OK, call it a "write-down." A loss is a loss.
From Investopedia.com:

"Write-Downs​

A write-down is recorded as an adjustment to the existing inventory. A credit is applied to the equipment or whatever the inventory item is, and the total value is reduced accordingly.

A write-down can instead be reported as a cost of goods sold (COGS) if it's small. Otherwise, it must be listed as a line item on the income statement, affording lenders and investors an opportunity to consider the impact of devalued assets. Large write-downs actually reduce owners' or stockholders' equity."


"Write-Offs

Writing an asset off in business is the same as claiming that it no longer serves a purpose and has no future value. You're effectively telling the IRS that the value of the asset is now zero.

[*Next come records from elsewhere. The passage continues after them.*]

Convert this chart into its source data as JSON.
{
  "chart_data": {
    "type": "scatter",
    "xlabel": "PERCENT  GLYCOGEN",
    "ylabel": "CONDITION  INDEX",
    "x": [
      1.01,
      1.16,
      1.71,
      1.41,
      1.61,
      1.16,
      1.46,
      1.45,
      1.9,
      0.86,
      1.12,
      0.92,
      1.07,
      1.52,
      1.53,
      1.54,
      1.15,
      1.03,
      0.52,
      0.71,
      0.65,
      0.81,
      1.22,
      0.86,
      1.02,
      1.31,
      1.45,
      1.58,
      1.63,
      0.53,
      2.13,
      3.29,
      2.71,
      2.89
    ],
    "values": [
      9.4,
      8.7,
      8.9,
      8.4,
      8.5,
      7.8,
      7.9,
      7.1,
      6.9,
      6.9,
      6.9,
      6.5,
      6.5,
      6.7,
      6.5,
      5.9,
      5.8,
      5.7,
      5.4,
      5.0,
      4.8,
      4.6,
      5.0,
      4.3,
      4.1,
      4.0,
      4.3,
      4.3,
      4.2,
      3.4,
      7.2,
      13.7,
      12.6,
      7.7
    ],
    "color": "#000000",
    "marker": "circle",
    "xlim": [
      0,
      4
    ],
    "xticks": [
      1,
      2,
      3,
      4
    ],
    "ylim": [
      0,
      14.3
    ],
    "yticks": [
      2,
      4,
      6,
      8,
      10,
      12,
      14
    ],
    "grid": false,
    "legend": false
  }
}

Old equipment can be written off even if it still has some potential functionality. For example, a company might upgrade its machines or purchase brand-new computers. The equipment being replaced can be written off in this case. Its economic value would be listed at $0."
 
I've put domain names up for auction on GoDaddy, and there is no guarantee you'll get your asking price. That's what an auction is. I don't know how they came up with that price, because most domains with marketable names are typically priced in the thousands, not millions. So my sense is they're just looking to see what kind of interest there is. In the meantime, Radio.com forwards to Audacy.